Les décennies 1970-1980 voient jaillir des innovations majeures. Les particules de chrome puis de métal densifient l'enregistrement. Les têtes de lecture s'affinent grâce au Sendust et aux alliages amorphes. La bande magnétique a bouleversé notre rapport au son et à la mémoire. Elle a engendré des pratiques culturelles inédites comme l'écoute nomade, symbolisée par le Walkman de Sony en 1979.

L'ère numérique des années 1980 transforme la bande sans la tuer. Pour l'informatique, DLT (Digital Linear Tape) apparaît en 1984, suivi par DDS (Digital Data Storage) en 1989. Ces formats offrent des capacités toujours plus vastes. Pour les centres de données du XXIe siècle, elle demeure une solution d'archivage privilégiée, avec un rapport coût/téraoctet imbattable.

L'histoire de ce ruban brun démontre une adaptation constante. Né pour le son, il conquiert les données informatiques, la vidéo, l'archivage professionnel.
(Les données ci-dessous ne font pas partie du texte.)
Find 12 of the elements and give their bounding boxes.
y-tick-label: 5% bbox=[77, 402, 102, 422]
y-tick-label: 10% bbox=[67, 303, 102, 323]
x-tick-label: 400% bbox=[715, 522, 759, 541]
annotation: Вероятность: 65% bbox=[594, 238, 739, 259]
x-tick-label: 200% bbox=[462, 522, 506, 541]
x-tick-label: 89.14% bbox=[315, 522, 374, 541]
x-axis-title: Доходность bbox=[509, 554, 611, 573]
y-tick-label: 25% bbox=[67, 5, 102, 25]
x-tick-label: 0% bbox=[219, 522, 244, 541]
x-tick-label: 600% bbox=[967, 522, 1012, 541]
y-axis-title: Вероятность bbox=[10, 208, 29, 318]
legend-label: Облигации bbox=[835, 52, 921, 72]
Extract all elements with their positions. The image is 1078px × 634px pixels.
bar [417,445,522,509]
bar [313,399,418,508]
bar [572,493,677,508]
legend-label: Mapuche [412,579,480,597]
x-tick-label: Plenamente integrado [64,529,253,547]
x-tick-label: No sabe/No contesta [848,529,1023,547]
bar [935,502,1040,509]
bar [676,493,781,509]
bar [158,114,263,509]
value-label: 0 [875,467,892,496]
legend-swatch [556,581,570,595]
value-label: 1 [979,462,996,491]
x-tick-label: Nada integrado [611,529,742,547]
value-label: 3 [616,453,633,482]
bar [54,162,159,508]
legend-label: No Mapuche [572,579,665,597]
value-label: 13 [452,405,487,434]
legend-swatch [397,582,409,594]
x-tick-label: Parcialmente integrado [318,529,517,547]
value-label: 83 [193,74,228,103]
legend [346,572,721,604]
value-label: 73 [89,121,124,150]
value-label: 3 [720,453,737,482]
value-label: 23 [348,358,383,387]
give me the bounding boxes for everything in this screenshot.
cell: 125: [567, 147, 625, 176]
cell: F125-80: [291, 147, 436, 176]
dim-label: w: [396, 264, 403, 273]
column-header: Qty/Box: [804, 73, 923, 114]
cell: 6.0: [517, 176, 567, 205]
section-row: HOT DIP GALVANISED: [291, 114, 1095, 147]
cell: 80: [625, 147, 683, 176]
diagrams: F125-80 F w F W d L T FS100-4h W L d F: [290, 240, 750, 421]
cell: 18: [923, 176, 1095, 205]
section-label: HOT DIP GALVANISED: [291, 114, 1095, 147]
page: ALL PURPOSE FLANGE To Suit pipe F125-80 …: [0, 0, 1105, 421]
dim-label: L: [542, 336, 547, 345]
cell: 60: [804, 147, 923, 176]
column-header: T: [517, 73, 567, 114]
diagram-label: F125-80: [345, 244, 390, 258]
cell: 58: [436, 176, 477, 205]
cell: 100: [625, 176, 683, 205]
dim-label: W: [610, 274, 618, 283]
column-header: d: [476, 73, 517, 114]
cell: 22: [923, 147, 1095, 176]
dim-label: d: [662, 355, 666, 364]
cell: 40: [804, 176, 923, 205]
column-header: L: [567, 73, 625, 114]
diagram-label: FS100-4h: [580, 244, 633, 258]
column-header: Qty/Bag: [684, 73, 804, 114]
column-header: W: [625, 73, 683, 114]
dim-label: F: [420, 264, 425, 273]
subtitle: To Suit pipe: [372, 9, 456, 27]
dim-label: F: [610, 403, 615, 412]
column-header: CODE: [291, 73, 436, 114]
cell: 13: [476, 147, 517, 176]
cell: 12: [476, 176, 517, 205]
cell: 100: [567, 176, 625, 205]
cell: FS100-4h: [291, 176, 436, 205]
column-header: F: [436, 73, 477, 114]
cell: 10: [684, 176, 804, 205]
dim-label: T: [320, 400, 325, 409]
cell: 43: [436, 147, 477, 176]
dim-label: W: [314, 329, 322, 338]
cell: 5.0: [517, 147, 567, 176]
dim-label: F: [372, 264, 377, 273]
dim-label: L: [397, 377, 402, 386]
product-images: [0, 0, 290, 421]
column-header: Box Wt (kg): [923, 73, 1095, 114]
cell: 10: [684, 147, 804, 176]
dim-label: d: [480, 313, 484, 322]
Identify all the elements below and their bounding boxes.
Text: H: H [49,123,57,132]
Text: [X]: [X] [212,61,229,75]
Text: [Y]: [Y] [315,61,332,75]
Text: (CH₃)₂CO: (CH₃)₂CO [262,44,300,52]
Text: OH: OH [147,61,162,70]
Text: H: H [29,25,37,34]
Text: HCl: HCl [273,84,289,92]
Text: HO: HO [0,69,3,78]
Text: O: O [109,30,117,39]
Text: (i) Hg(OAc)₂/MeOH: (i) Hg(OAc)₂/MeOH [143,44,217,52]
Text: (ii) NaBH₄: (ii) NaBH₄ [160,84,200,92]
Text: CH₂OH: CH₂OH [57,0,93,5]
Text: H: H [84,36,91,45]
À l'heure du cloud, la bande conserve un atout maître face aux cybermenaces : sa capacité d'isolation physique (airgap). Ce rempart contre les rançongiciels en fait l'ultime protection des données critiques. Cette résistance aux attaques, couplée à sa rentabilité pour stocker d'immenses volumes, lui assure une place durable dans les architectures modernes, où elle complète les disques durs et les solutions cloud.